Artists were at work under an overpass along the canal as I passed; George G recognized this scene as our One-Clue Mystery
Art by Kevin Herlihy, made from trash dredged from the canal

Through the canal’s commercial years, it was run by a succession of private companies; they were nationalized after World War II under the British Transport Commission and then the British Waterways Board.

“Parking Rules” along the Canal

As traffic dropped and commercial use declined, volunteer groups took over, and eventually the Canal & River Trust in 2012. The trust maintains the works, and collects rents for mooring rights along the canals as well as lock fees.

There’s a lot of greenery aboard boats as well as along the towpath

Plenty of other ‘sight-able’ sights on the boats, as well as an idyllic lunch while the weather was warm enough.

Most of the boats moored along the canal and plying its waters are narrowboats, whose size was fixed 170 or so years ago: narrow enough (7 feet) to fit two side by side in standard locks and 67 to 70 feet in length, again sized to fit the locks. Wide-beam boats are up to 14.5 feet wide. Standard sizes allowed boats access to hundreds of miles of British canals.

There are also double-width boats, and some that look as if they could double for Noah’s Ark.

Occasionally, a boat or barge serving as a restaurant or floating club…

The canal is spanned by dozens of bridges of various designs, some with barely room for the towpath either side. Early canal boats were pulled by horses on the path before small steam engines became common. Today, walkers don’t have to watch out for horses; instead the danger is not-very-courteous cyclists.

Business barges of various sorts here and there; the one below runs a regular tourist route from Little Venice, the basin below where the canal divides, to Camden Lock, home of chi-chi shops, tourist shops and a lively street market.

At Little Venice, it was time for me to stop for coffee and a snack in a bistro on a boat.

Continuing on, I chose the path to the left of the willow for the Regents Canal; to the right, the Grand Union canal continues to Paddington Basin. Along the way, pigeons, geese and gulls sharing a bankside bounty; the duck declined the invitation.

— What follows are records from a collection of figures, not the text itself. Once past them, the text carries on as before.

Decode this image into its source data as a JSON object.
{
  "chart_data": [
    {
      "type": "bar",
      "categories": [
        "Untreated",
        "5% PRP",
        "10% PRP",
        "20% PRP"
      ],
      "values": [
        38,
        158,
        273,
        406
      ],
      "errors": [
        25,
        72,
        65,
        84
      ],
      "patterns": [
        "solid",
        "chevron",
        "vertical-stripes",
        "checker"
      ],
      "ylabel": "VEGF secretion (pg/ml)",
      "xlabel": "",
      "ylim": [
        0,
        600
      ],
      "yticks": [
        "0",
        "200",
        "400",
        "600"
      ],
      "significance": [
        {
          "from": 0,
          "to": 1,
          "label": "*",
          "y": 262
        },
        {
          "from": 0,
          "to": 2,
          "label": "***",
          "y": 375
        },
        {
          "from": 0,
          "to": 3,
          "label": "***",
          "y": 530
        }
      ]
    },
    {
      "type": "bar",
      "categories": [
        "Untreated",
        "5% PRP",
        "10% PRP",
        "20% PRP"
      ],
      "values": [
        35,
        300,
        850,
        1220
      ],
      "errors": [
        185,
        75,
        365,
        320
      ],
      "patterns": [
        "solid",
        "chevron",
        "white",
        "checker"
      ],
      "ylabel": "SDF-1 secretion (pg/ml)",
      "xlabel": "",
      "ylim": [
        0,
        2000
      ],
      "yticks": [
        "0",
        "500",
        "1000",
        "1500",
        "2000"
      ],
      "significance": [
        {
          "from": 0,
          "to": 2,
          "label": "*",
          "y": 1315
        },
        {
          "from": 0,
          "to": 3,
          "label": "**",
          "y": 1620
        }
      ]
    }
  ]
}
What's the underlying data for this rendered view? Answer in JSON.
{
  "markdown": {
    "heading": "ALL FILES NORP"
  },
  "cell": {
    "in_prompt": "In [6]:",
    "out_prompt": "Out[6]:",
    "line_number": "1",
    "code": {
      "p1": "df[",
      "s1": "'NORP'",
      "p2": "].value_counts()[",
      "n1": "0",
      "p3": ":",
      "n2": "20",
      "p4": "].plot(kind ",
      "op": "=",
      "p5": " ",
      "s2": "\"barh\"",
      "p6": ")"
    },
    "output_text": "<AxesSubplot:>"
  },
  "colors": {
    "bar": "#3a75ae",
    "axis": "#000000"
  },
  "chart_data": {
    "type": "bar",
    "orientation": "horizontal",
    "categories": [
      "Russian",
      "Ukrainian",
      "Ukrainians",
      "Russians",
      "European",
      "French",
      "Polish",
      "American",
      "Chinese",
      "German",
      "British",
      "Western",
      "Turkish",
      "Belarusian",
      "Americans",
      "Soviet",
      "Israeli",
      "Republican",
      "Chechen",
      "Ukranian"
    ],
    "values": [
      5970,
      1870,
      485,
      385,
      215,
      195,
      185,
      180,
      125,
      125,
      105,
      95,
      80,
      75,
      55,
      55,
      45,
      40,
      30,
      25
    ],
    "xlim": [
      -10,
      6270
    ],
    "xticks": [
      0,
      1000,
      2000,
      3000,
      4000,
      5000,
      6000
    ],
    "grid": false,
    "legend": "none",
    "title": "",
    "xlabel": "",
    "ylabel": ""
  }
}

Shortly after Little Venice, an interruption in the towpath walk; a stretch along Bloomfield Road is private moorings and visitors aren’t welcome. From the road, I followed the canal toward the Maida Hill Tunnel.

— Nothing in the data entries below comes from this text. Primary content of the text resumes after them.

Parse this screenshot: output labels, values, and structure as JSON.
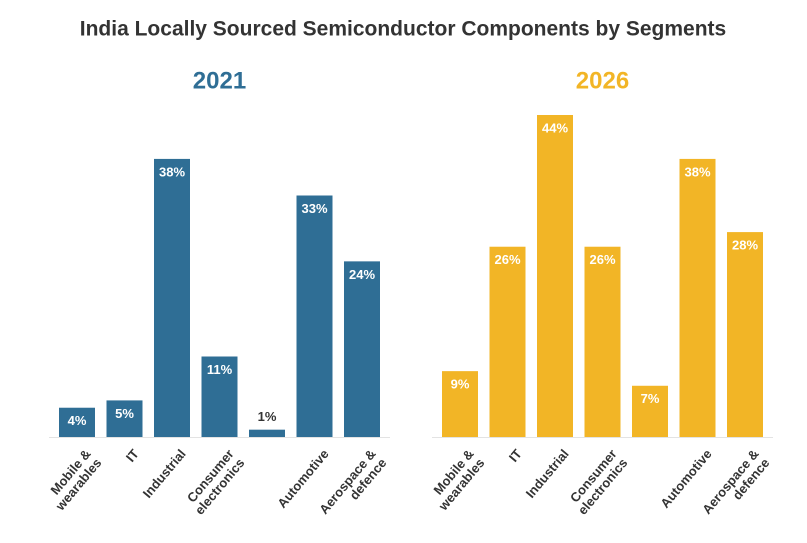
{
  "title": "India Locally Sourced Semiconductor Components by Segments",
  "chart_data": [
    {
      "type": "bar",
      "title": "2021",
      "color": "#2f6e95",
      "categories": [
        "Mobile & wearables",
        "IT",
        "Industrial",
        "Consumer electronics",
        "",
        "Automotive",
        "Aerospace & defence"
      ],
      "values": [
        4,
        5,
        38,
        11,
        1,
        33,
        24
      ],
      "value_labels": [
        "4%",
        "5%",
        "38%",
        "11%",
        "1%",
        "33%",
        "24%"
      ]
    },
    {
      "type": "bar",
      "title": "2026",
      "color": "#f2b526",
      "categories": [
        "Mobile & wearables",
        "IT",
        "Industrial",
        "Consumer electronics",
        "",
        "Automotive",
        "Aerospace & defence"
      ],
      "values": [
        9,
        26,
        44,
        26,
        7,
        38,
        28
      ],
      "value_labels": [
        "9%",
        "26%",
        "44%",
        "26%",
        "7%",
        "38%",
        "28%"
      ]
    }
  ]
}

Under the restaurant, which faces Edgeware Road, is the portal of the 817-foot tunnel. You’ll notice there’s no towpath; boats were moved through by “leggers,” men lying on their backs on the boats, pushing against the tunnel walls with their legs.

Making my way through a variety of local streets to reach the other end of the tunnel and continue my walk, I reached Lisson Grove where the canal continues toward central London, and where I’ll pick up this story in two weeks.